I'm facing a super strange issue regarding passing a pointer of an array which is created locally inside a function to another function. This second function have to edit the same array.
So basically I've implemented on an STM microcontroller (uC) the MODBUS protocol. The uC has only to respond to reading holding resiter and writing register functions (0x3 and 0x10 function).
Clearly, it have to send back a response to the master.
When the function requested is reading the holding register, all works fine. The function is processed as (frame_buffer is the RX baffer of the serial port)

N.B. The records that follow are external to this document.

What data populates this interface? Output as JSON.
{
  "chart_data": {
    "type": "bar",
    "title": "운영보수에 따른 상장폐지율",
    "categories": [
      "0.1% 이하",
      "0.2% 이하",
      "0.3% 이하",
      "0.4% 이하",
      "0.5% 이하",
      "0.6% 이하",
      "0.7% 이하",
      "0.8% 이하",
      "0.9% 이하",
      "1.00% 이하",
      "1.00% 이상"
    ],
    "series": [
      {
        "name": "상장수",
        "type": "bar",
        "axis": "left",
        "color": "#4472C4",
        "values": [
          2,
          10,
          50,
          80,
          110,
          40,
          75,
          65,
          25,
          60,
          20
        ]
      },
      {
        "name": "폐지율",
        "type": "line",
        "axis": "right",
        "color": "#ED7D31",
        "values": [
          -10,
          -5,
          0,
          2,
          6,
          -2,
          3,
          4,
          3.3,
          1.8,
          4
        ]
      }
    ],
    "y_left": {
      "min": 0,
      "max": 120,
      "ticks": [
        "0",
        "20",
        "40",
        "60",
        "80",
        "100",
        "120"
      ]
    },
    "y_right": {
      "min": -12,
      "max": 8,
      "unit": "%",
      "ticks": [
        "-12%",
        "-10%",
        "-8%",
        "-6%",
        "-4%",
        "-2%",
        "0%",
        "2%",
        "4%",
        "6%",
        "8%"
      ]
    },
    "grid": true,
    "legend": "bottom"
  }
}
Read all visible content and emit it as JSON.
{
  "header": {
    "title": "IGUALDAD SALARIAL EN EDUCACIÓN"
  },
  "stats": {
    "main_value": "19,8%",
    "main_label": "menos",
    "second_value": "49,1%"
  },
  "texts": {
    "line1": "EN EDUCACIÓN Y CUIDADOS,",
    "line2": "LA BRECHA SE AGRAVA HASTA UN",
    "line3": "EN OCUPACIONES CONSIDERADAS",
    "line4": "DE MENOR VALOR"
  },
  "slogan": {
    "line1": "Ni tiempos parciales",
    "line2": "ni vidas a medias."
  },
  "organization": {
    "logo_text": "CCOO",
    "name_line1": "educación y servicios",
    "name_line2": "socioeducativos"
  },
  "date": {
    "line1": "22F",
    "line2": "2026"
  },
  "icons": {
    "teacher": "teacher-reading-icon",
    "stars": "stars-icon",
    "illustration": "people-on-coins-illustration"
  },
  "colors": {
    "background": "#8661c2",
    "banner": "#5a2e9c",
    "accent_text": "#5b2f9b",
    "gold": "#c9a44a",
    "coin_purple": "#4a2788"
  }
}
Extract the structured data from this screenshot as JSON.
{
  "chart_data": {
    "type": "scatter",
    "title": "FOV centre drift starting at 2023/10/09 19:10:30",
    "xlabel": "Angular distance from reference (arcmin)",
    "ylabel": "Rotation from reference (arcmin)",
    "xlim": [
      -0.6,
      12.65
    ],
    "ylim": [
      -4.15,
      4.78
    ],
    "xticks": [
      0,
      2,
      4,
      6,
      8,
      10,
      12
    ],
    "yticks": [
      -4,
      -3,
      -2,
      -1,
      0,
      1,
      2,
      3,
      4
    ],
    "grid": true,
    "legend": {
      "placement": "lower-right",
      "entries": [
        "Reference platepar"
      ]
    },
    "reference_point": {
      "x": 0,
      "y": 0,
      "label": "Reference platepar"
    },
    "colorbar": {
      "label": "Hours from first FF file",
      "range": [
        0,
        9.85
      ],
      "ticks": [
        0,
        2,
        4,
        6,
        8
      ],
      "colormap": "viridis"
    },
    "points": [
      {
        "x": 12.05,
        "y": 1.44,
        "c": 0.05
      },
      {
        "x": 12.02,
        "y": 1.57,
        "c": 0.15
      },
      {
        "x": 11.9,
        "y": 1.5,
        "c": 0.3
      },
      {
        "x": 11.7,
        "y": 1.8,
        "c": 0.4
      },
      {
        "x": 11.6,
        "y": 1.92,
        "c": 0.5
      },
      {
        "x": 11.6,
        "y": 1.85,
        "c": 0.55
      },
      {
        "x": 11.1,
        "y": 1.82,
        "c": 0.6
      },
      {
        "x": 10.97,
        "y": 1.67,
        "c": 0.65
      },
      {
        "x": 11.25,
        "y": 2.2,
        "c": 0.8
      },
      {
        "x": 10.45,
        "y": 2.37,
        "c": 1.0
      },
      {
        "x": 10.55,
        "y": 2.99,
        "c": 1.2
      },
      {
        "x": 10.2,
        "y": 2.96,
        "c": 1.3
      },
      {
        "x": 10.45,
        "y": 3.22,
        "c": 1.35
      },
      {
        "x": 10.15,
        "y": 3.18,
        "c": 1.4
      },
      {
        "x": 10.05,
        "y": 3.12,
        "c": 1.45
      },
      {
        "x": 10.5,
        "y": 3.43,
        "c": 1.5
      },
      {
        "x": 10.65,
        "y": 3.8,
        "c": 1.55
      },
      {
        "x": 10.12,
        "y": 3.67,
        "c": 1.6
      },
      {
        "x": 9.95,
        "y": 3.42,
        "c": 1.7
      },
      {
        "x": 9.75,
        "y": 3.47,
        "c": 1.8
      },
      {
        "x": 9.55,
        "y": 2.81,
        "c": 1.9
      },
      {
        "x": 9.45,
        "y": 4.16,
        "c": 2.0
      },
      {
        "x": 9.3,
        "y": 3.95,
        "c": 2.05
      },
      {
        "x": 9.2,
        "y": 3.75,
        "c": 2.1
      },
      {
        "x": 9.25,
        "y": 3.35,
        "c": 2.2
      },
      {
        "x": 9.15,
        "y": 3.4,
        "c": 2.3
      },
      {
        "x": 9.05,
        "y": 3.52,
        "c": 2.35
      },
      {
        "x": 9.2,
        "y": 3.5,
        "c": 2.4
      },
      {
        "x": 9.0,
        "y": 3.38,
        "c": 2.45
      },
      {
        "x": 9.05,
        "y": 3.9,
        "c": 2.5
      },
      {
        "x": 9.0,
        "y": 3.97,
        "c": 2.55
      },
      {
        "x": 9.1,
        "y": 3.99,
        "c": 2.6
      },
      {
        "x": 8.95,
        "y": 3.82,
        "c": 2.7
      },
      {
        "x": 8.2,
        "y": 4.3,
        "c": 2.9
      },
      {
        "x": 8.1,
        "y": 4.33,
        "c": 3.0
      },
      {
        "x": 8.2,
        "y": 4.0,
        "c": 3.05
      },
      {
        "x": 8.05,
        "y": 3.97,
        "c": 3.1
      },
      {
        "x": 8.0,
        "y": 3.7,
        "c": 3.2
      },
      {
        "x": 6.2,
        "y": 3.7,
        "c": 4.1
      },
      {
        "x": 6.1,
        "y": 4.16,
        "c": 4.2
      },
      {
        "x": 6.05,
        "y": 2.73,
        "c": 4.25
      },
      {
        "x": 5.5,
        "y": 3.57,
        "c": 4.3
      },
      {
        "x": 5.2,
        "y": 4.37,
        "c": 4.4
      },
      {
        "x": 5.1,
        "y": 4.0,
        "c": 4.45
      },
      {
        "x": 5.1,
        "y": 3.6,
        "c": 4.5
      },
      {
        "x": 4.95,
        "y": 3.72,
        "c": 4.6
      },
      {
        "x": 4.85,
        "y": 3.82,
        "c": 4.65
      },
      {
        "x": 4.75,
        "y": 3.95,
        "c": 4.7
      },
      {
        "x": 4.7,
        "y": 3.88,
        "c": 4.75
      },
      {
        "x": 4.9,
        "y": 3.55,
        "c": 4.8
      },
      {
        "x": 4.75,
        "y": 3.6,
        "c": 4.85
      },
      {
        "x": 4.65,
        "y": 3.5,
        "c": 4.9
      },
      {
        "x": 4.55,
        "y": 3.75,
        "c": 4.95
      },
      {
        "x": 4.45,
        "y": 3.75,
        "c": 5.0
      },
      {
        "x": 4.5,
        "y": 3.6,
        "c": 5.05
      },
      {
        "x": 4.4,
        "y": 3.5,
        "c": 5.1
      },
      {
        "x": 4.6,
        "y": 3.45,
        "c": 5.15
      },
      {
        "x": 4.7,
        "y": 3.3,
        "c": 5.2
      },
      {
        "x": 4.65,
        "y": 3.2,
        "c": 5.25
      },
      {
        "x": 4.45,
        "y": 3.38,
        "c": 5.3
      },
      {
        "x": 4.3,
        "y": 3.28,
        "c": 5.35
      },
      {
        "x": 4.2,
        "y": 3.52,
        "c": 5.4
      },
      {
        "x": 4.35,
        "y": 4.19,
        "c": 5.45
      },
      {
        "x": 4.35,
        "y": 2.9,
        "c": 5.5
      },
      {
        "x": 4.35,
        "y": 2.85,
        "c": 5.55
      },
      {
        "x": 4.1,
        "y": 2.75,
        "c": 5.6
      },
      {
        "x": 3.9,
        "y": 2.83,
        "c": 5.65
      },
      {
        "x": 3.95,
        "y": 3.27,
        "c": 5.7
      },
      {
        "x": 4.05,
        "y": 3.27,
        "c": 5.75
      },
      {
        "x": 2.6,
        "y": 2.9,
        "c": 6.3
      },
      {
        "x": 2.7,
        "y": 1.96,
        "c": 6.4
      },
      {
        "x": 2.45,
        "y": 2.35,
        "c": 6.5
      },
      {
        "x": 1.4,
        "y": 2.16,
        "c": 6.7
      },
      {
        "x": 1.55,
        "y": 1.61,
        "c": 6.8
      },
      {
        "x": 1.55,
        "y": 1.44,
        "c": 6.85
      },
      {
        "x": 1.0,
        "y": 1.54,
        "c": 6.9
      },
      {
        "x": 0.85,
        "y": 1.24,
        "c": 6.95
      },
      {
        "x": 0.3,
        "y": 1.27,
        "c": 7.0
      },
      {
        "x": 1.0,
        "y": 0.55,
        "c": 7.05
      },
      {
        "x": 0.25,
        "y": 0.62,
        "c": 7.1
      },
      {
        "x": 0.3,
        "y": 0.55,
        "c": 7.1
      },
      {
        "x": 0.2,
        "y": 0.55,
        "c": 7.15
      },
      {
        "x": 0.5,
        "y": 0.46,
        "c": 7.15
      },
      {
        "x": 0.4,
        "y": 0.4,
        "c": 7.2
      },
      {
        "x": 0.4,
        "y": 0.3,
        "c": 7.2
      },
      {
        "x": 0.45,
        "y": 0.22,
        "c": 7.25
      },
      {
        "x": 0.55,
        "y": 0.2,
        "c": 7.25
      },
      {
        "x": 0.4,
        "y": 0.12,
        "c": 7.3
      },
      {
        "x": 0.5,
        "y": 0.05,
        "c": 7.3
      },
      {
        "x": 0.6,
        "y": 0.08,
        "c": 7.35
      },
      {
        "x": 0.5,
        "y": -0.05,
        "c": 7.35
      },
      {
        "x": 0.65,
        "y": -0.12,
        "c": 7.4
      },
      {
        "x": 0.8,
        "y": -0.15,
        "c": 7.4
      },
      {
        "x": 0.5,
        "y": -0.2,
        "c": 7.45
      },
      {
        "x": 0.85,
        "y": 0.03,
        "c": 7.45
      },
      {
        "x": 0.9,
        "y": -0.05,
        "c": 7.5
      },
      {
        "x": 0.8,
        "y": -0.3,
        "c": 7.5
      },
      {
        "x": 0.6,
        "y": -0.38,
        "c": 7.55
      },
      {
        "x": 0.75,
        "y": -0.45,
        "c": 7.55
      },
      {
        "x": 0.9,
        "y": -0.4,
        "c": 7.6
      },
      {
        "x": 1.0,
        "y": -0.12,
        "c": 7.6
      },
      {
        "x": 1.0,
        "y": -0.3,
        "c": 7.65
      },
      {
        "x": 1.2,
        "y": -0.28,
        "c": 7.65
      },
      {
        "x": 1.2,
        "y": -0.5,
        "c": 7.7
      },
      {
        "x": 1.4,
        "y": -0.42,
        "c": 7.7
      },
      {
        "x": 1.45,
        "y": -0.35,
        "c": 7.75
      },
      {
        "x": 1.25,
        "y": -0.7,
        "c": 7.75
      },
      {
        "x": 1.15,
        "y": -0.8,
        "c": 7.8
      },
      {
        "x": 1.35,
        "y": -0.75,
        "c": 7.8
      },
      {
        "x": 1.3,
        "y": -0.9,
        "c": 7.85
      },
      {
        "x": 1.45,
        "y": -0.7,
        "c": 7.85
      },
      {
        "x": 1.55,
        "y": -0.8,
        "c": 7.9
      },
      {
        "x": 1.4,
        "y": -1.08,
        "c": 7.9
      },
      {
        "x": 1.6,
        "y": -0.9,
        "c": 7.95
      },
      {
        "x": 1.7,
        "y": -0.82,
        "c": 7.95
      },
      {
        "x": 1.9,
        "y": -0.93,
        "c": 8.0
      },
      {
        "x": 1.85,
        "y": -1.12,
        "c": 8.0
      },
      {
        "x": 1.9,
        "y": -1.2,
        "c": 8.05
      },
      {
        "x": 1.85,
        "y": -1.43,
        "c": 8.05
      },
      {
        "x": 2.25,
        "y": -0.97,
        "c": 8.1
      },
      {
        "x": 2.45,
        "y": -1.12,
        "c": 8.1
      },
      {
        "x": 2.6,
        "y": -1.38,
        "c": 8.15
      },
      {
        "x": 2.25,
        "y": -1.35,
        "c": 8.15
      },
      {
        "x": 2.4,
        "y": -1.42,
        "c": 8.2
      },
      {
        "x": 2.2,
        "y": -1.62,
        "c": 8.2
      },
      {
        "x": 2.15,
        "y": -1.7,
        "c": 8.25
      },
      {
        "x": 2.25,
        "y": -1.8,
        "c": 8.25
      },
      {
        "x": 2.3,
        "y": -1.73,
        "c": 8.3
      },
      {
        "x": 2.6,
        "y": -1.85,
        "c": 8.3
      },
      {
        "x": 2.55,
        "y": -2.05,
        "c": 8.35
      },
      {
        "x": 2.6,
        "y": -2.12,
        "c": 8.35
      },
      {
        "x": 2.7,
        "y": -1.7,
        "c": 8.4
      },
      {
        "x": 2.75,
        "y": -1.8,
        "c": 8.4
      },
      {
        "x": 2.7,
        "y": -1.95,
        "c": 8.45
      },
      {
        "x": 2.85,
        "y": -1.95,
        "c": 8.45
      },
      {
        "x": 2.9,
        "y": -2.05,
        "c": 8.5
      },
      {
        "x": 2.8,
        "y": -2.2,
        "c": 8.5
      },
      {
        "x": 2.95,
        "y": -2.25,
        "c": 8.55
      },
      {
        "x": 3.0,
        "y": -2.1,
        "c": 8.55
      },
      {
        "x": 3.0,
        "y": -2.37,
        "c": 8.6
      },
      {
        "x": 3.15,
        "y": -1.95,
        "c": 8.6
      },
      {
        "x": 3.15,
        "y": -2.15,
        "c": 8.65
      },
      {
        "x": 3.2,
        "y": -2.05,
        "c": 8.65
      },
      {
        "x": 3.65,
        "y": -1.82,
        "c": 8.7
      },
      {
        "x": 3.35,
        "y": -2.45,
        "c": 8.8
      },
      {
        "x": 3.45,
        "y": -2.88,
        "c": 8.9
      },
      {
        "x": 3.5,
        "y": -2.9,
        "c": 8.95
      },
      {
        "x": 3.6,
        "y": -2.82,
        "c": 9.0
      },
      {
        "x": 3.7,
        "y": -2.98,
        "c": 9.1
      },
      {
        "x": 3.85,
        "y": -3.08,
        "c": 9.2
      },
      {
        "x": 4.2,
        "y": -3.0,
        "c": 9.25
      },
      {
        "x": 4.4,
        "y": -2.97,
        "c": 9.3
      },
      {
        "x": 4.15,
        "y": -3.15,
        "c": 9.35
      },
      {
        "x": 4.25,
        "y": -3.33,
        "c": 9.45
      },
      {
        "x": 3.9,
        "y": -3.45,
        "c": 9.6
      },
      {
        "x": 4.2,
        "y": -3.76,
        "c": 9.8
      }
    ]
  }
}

uint8_t function_code = frame_buffer[1];
uint16_t start_address = (frame_buffer[2] << 8) | frame_buffer[3];
uint16_t quantity = (frame_buffer[4] << 8) | frame_buffer[5];
HandleReadHoldingRegisters(start_address, quantity);
void HandleReadHoldingRegisters(uint16_t start_addr, uint16_t quantity)
{
// Validate address and quantity
if ((start_addr + quantity) > MODBUS_HOLDING_REGISTERS_SIZE || quantity == 0 || quantity > 125) {
SendModbusException(0x03, 0x02); // Illegal Data Address
return;
}
uint8_t response_buffer[256];
uint8_t byte_count = quantity * 2;
response_buffer[0] = MODBUS_SLAVE_ADDRESS;
response_buffer[1] = 0x03;
response_buffer[2] = byte_count;
// Copy register data into the response buffer
for (int i = 0; i < quantity; i++) {
response_buffer[3 + (i * 2)] = (modbus_holding_registers[start_addr + i] >> 8) & 0xFF; // High byte
response_buffer[4 + (i * 2)] = modbus_holding_registers[start_addr + i] & 0xFF; // Low byte
}
uint16_t response_length = 3 + byte_count;
SendModbusResponse(response_buffer, response_length);
}
void SendModbusResponse(uint8_t* data, uint16_t length)
{
uint16_t crc = crc16_test((char*)data, length);
data[length] = crc & 0xFF; // CRC Low
data[length + 1] = (crc >> 8) & 0xFF; // CRC High
// Assumes RS485 direction control pin is handled, if necessary, before transmitting
HAL_UART_Transmit_IT(&huart4, data, length + 2);
}
everything works correctly.
When it has to respond to a write request the code is more or less similar
HandleWriteMultipleRegisters(start_address, quantity, &frame_buffer[7]);
void HandleWriteMultipleRegisters(uint16_t start_addr, uint16_t quantity, uint8_t* data)
{
// Validate address and quantity
if ((start_addr + quantity) > MODBUS_HOLDING_REGISTERS_SIZE || quantity == 0 || quantity > 123) {
SendModbusException(0x10, 0x02); // Illegal Data Address
return;
}
// Write the data from the request into our holding registers
for (int i = 0; i < quantity; i++) {
uint16_t reg_value = (data[i * 2] << 8) | data[(i * 2) + 1];
modbus_holding_registers[start_addr + i] = reg_value;
}
// Send the acknowledgment response
uint8_t response_buffer[8];
response_buffer[0] = MODBUS_SLAVE_ADDRESS;
response_buffer[1] = 0x10;
response_buffer[2] = (start_addr >> 8) & 0xFF;
response_buffer[3] = start_addr & 0xFF;
response_buffer[4] = (quantity >> 8) & 0xFF;
response_buffer[5] = quantity & 0xFF;
SendModbusResponse(response_buffer, 6);
}
but, in this case, the data send back to the master ar wrong. Only response_buffer[0] and response_buffer[1] are correct, all the other values are wrong in response_buffer
The strange thing is that if I change the SendModbusResponse(response_buffer, 6); with
uint16_t crc = crc16_test((char*)response_buffer, 6);
response_buffer[6] = crc & 0xFF; // CRC Low
response_buffer[7] = (crc >> 8) & 0xFF; // CRC High
// Transmit complete response with CRC
HAL_UART_Transmit_IT(&huart4, response_buffer, 8);
Everything works correctly.
I think there's an issue on how the array pointer is sent and processed in SendModbusResponse or HandleWriteMultipleRegisters but I can't understand what's going on.
I have also removed all the optimization of the compiler but still, same issue. In debug mode response_buffer seems to be generated corrected before being sent to the serial.
HAL_UART_Transmit_IT is a non-blocking function according to its sources. Therefore the function SendModbusResponse (and it's callers) will return before the whole buffer is transmitted. But when it return, all locally allocated arrays are ceasing to exist (that is the memory is being reused for something else) and the asynchronous transmission is picking up the already corrupted data.